For Albay teachers, Mayon unrest won’t stop learning
LEGAZPI CITY — For weeks or even months, teachers in Camalig town will have to make do with alternative learning spaces and visit their students living in separate evacuation centers so they can continue with classes and other school activities as Albay province prepares for a possible hazardous eruption of Mayon Volcano.
Ginalyn Maravillas, a grade 2 teacher at Tumpa Elementary School in Barangay Tumpa, said when they met their students now staying at Comun Elementary School in Barangay Comun on Wednesday, they had to request some families staying there to vacate a room to accommodate them because the covered court was used for the distribution of relief items.
On Wednesday afternoon at Taladong Elementary School in Barangay Taladong, teachers had one-on-one reading sessions with students under the shade of trees.
“It’s very challenging because when we arrive at 7 a.m., most of the students are still asleep, not yet having breakfast and some did not bring their school supplies,” Maravillas said.
On Thursday, they returned to the same schools and would continue in the next few days in the villages of Sua and Tumpa, this time with students whose families had yet to evacuate.
Raysante Mujar, principal of Tumpa Elementary School, said they split their teachers in the different schools and villages to ensure the continuity of learning and assess the literacy and numeracy skills of students as part of intervention programs of the Department of Education (DepEd) on the learning loss caused by the COVID-19 pandemic.

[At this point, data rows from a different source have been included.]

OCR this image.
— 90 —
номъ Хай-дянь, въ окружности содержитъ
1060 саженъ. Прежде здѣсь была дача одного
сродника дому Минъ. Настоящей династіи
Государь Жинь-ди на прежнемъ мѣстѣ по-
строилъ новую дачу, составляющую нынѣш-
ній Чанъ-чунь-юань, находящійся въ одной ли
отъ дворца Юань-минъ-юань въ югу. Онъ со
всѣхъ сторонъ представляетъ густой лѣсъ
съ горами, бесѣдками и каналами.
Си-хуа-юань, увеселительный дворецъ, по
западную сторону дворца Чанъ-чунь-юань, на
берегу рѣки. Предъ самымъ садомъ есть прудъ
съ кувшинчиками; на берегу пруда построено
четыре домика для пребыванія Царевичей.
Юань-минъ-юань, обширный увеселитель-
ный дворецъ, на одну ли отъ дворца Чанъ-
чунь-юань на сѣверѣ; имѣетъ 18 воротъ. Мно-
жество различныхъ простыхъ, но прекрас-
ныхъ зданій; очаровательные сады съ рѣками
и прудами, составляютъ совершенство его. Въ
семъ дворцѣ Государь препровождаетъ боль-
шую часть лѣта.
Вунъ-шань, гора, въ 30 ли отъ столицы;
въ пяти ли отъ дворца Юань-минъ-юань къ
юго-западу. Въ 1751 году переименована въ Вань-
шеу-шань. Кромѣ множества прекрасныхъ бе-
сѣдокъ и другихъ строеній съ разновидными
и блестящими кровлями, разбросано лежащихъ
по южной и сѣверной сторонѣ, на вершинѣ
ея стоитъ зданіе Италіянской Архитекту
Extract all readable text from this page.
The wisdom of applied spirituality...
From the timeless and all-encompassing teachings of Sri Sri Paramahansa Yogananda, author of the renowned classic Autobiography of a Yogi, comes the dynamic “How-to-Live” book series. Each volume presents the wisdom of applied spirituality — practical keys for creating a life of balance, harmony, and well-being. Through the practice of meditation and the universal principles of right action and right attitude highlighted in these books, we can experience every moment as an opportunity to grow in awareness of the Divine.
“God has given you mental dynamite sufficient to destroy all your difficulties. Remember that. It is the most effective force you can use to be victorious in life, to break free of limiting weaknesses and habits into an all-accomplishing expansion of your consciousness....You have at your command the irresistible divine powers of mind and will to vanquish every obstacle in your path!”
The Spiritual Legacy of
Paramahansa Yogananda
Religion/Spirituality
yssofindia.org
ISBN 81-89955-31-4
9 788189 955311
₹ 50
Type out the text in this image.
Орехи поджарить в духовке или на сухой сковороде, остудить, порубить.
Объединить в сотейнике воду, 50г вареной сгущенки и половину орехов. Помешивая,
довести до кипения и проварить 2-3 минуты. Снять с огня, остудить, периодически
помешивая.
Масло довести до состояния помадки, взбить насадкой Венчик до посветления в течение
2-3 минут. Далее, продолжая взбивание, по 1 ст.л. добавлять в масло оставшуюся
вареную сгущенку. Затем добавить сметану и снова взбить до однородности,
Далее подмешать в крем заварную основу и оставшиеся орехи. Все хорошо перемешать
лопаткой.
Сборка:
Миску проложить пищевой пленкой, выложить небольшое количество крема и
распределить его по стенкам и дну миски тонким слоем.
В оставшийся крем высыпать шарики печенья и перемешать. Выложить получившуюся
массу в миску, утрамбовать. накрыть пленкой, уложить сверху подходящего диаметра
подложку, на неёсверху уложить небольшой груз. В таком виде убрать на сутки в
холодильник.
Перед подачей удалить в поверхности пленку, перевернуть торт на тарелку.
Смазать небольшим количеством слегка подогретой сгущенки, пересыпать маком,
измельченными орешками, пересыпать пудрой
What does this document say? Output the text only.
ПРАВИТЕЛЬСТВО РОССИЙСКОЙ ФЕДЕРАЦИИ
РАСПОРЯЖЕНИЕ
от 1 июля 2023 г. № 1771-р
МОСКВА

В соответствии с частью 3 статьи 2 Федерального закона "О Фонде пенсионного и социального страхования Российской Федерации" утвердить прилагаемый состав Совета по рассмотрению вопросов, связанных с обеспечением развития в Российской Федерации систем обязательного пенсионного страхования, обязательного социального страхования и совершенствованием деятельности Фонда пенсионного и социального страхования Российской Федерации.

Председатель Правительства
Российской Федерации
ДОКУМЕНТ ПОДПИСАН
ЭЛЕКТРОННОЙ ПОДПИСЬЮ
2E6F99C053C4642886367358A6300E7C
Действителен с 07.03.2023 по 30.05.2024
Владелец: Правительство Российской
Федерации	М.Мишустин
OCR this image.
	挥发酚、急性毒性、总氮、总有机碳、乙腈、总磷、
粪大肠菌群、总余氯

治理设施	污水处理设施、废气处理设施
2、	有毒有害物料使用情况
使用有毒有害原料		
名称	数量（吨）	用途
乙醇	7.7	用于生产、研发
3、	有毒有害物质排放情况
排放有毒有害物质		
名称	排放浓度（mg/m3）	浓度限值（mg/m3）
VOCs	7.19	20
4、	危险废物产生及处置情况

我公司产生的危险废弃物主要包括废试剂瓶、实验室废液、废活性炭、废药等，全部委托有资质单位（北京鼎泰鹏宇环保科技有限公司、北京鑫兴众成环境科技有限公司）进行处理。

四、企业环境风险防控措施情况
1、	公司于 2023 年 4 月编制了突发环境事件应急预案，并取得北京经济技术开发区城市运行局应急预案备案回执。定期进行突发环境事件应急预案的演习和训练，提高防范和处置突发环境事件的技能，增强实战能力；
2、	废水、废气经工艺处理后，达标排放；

“Our goal is to ensure the continuity of learning, despite the fact that our students were evacuated to different evacuation centers and live in other villages,” Mujar said in a separate phone interview.
Classes in Tumpa and other schools inside the 6- to 7-kilometer radius danger zone in the villages of Quirangay, Anoling and Cabagñan were suspended on June 8 after the Philippine Institute of Volcanology and Seismology (Phivolcs) raised the alert level to 3 over the volcano.
On Thursday, April Ivy Nocos, a Grade 2 teacher, and her nine colleagues at Quirangay Elementary School held in-person classes with 85 children under a mango tree.
Alvin Cuz, the disaster risk reduction and management coordinator of DepEd Albay division, said more than 15,000 students were affected, including those studying in 14 schools inside the danger zone and those displaced after 15 schools were occupied by evacuees.
As of Thursday, the Albay Public Safety and Emergency Management Office said 5,526 families (19,754 people) were evacuated from the towns of Daraga, Camalig, Guinobatan, Malilipot and Sto. Domingo and the cities of Ligao and Tabaco.
In Manila, President Marcos directed government agencies to conduct a thorough evaluation of the evacuees’ conditions.
“Whatever is needed, we will have to provide. There are many agencies that are helping. All agencies are already engaged in the rehabilitation effort, in the support for the evacuees,” the President said in an interview after attending a trade forum in Taguig City on Thursday.
Mr. Marcos stressed the necessity of addressing other critical aspects in this emergency situation, including the education and mental health of children in Mayon’s danger zones.
“If it takes cash, then that’s good. Well and good. But sometimes, it’s not cash. We spoke a long time about what to do with the children [who] would not go to school, who are not doing anything. These are other issues that are basically not quantifiable but they are important,” he said.